Nós, economistas, somos obcecados por desvendar os fatores fundamentais na determinação do crescimento e desenvolvimento econômico. A razão para isso é que esse campo de pesquisa analisa o comportamento do ser humano enquanto indivíduo que se relaciona no mercado, ou seja: considerando todas as outras variáveis constantes, maior renda gera mais consumo, que, por sua vez, reflete-se em níveis mais elevados de satisfação e felicidade.
Essa relação entre renda, consumo e satisfação apontada pelos economistas não é tão restrita quanto possa parecer à primeira vista. As pessoas, em grande parte do mundo, inclusive no Brasil, têm uma grande demanda reprimida por moradia, vestimentas e alimentação, entre outros elementos básicos necessários à sobrevivência. Nessas regiões, uma pequena elevação da renda e do consumo tem um grande potencial em aliviar suas vidas sofridas.
Adicionalmente, a definição da palavra "consumo" é bem ampla. Por exemplo, a demanda por serviços de saúde que melhoram a vida da população de diversas maneiras é uma das que mais aumentam atualmente, sendo possível graças à elevação da renda per capita, pois o preço dessa categoria de serviços é bem elevado. Que cidadão não gostaria de chegar à terceira idade com saúde para aproveitar bem a aposentadoria?
O consumo também vem na forma de mais segurança não apenas de forma privada, ao contratar seguranças, instalar portões eletrônicos e cercas elétricas, mas sobretudo sob a forma de gastos em melhorias dos sistemas judiciário e de segurança pública. Em países onde esses sistemas têm um bom funcionamento, não é necessária a realização de gastos privados substanciais em segurança como na instalação de portões, grades e, muito menos, cercas elétricas e vigias.
Podemos pensar também na educação. Mesmo sendo um tipo de investimento, pois eleva a produtividade do trabalho, a educação também é uma forma de consumo. Não colocamos nossos filhos na escola pensando somente em seus retornos salariais futuros. Uma boa formação traz uma satisfação pessoal que vai muito além dos rendimentos, inclusive com potencial de redução da criminalidade quando existe um bom sistema educacional em nível nacional.
Poderíamos nos estender nos tipos de consumo que são decorrentes da elevação da renda e que levam a melhorias no nível de bem-estar social.

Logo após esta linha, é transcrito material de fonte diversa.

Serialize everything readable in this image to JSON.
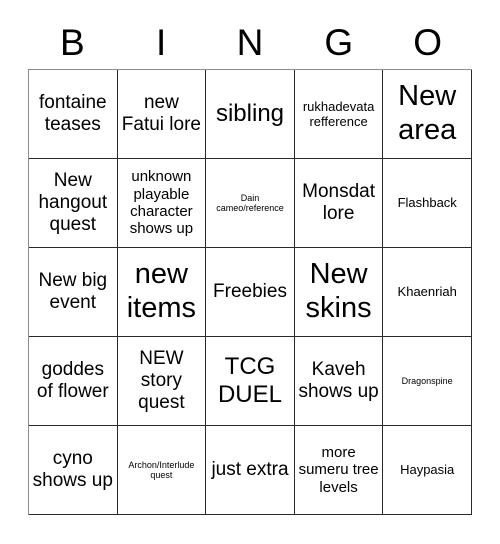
{
  "card": {
    "header_letters": [
      "B",
      "I",
      "N",
      "G",
      "O"
    ],
    "rows": [
      [
        {
          "text": "fontaine teases",
          "size": "md"
        },
        {
          "text": "new Fatui lore",
          "size": "md"
        },
        {
          "text": "sibling",
          "size": "lg"
        },
        {
          "text": "rukhadevata refference",
          "size": "xs"
        },
        {
          "text": "New area",
          "size": "xl"
        }
      ],
      [
        {
          "text": "New hangout quest",
          "size": "md"
        },
        {
          "text": "unknown playable character shows up",
          "size": "sm"
        },
        {
          "text": "Dain cameo/reference",
          "size": "xxs"
        },
        {
          "text": "Monsdat lore",
          "size": "md"
        },
        {
          "text": "Flashback",
          "size": "xs"
        }
      ],
      [
        {
          "text": "New big event",
          "size": "md"
        },
        {
          "text": "new items",
          "size": "xl"
        },
        {
          "text": "Freebies",
          "size": "md"
        },
        {
          "text": "New skins",
          "size": "xl"
        },
        {
          "text": "Khaenriah",
          "size": "xs"
        }
      ],
      [
        {
          "text": "goddes of flower",
          "size": "md"
        },
        {
          "text": "NEW story quest",
          "size": "md"
        },
        {
          "text": "TCG DUEL",
          "size": "lg"
        },
        {
          "text": "Kaveh shows up",
          "size": "md"
        },
        {
          "text": "Dragonspine",
          "size": "xxs"
        }
      ],
      [
        {
          "text": "cyno shows up",
          "size": "md"
        },
        {
          "text": "Archon/Interlude quest",
          "size": "xxs"
        },
        {
          "text": "just extra",
          "size": "md"
        },
        {
          "text": "more sumeru tree levels",
          "size": "sm"
        },
        {
          "text": "Haypasia",
          "size": "xs"
        }
      ]
    ],
    "colors": {
      "background": "#ffffff",
      "text": "#000000",
      "grid_line": "#2b2b2b"
    }
  }
}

No entanto, os exemplos citados são suficientes para entender o excesso de foco sobre os determinantes da renda (que gera consumo) por parte dos economistas.
O problema é que existem outros fatores tão importantes quanto a renda na determinação do nível de bem-estar social, mas que são praticamente desconsiderados nas análises econômicas, como aqueles ressaltados no relatório de felicidade global divulgado pela Organização das Nações Unidas (ONU). Alguns elementos considerados no relatório, além da renda per capita e saúde, são índices que tentam mensurar companheirismo (ter alguém em quem confiar), liberdade de escolhas, corrupção e generosidade. Poderíamos pensar também em fé em Deus e em vida após a morte, aceitação em relação às diferenças individuais e sociais, círculos de amizade, sustentabilidade ambiental, nível de estresse no trabalho, família e lazer, para citar alguns elementos importantes.
Portanto, os economistas, em suas análises voltadas para o nível de bem-estar social, precisam se concentrar mais em outros elementos importantes na sua determinação, visto que um dos nossos principais objetivos é justamente entender as determinantes do nível de bem-estar social, do qual a renda (que gera consumo) é somente um deles.
Luciano Nakabashi, doutor em Economia, é professor do Programa de Pós-Graduação em Economia Aplicada da FEA-RP/USP.